Gosselé Katherine A, Latino Irene, Laul Eleen, Kirillova Mariia S, Pascanu Vlad, Carloni Emanuele, Bedi Rajiv K, Pizzichetti Chiara, Caflisch Amedeo, F González Santiago, Nevado Cristina
Department of Chemistry, University of Zurich, Zurich CH-8057, Switzerland.
Department of Biochemistry, University of Zurich, Zurich CH-8057, Switzerland.
JACS Au. 2025 Jun 5;5(6):2491-2499. doi: 10.1021/jacsau.5c00085. eCollection 2025 Jun 23.
Tumor necrosis factor α (TNF-α) is a central driver of inflammation in autoimmune conditions such as Crohn's disease and rheumatoid arthritis (RA). Targeting epigenetic regulators involved in cytokine expression holds therapeutic promise, yet the precise role of the CBP/EP300 bromodomains (BRDs) in modulating immune responses remains poorly understood. Here, we introduce a distinct class of selective CBP/EP300-BRD inhibitors based on a unique 3-methylcinnoline acetyl-lysine mimic, identified through high-throughput fragment docking. These inhibitors significantly reduce TNF-α-driven cytokine expression by blocking NFκB signaling in immune cells. , BRD inhibition led to a robust anti-inflammatory effect, decreasing cytokine secretion (including IL-1β, MCP-1, IL-1α, and IL-6) and preventing immune cell migration to inflamed lymph nodes in a TNF-α-stimulated murine model. Our findings highlight CBP/EP300-BRDs as promising targets for autoimmune therapy, with these non-cytotoxic inhibitors offering a potential complementary approach for RA and other TNF-α-mediated inflammatory conditions.

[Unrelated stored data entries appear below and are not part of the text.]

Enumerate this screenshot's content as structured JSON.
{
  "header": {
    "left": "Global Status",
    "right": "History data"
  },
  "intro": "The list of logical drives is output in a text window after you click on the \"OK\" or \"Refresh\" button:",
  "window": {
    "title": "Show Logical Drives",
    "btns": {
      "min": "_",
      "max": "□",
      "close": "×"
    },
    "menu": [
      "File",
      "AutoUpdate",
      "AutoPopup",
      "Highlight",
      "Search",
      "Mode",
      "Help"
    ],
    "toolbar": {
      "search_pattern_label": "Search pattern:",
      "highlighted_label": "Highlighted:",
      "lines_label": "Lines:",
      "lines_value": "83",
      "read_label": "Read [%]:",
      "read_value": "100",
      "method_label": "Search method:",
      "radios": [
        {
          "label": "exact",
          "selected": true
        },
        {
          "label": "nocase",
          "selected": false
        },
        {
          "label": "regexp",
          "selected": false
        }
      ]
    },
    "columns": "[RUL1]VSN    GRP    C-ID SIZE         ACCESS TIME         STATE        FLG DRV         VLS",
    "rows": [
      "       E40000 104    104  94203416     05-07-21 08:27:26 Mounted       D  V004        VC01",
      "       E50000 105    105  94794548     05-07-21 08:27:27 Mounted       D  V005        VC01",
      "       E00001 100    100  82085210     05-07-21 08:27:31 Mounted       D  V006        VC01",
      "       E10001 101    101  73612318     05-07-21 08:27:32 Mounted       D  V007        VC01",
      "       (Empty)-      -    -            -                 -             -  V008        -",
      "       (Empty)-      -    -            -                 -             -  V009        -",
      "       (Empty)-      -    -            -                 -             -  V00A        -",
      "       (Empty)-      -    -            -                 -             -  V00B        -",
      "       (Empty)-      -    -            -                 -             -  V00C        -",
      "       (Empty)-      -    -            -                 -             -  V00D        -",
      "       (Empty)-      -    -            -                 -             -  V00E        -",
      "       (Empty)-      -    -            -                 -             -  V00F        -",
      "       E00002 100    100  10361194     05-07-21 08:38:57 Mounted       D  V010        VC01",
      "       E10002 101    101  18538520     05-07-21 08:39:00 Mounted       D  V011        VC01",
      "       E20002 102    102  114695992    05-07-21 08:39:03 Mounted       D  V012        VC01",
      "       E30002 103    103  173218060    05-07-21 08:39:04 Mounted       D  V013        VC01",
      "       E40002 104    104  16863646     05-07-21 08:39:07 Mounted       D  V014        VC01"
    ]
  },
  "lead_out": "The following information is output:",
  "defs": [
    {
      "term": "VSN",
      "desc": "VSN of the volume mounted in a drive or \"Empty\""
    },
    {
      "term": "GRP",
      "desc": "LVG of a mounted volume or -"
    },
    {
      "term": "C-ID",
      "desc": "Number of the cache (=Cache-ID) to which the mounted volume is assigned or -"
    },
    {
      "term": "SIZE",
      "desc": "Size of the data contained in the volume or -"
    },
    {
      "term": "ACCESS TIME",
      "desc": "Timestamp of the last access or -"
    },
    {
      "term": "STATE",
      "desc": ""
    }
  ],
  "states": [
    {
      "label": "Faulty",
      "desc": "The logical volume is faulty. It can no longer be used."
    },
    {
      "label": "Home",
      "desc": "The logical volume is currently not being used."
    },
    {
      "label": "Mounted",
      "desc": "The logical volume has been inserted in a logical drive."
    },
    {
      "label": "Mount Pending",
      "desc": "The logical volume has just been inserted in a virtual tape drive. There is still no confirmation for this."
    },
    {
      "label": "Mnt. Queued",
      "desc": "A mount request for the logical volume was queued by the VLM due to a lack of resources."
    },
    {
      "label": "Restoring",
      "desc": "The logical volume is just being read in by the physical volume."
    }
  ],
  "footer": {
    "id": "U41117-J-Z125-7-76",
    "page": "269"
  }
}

肿瘤坏死因子α(TNF-α)是自身免疫性疾病(如克罗恩病和类风湿性关节炎(RA))炎症的核心驱动因素。靶向参与细胞因子表达的表观遗传调节因子具有治疗前景,但CBP/EP300溴结构域(BRD)在调节免疫反应中的精确作用仍知之甚少。在此,我们基于一种独特的3-甲基噌啉乙酰赖氨酸模拟物,通过高通量片段对接鉴定出一类独特的选择性CBP/EP300-BRD抑制剂。这些抑制剂通过阻断免疫细胞中的NFκB信号通路,显著降低TNF-α驱动的细胞因子表达。此外,BRD抑制导致强大的抗炎作用,减少细胞因子分泌(包括IL-1β、MCP-1、IL-1α和IL-6),并在TNF-α刺激的小鼠模型中阻止免疫细胞迁移至炎症淋巴结。我们的研究结果突出了CBP/EP300-BRDs作为自身免疫治疗有前景的靶点,这些无细胞毒性的抑制剂为RA和其他TNF-α介导的炎症性疾病提供了一种潜在的补充治疗方法。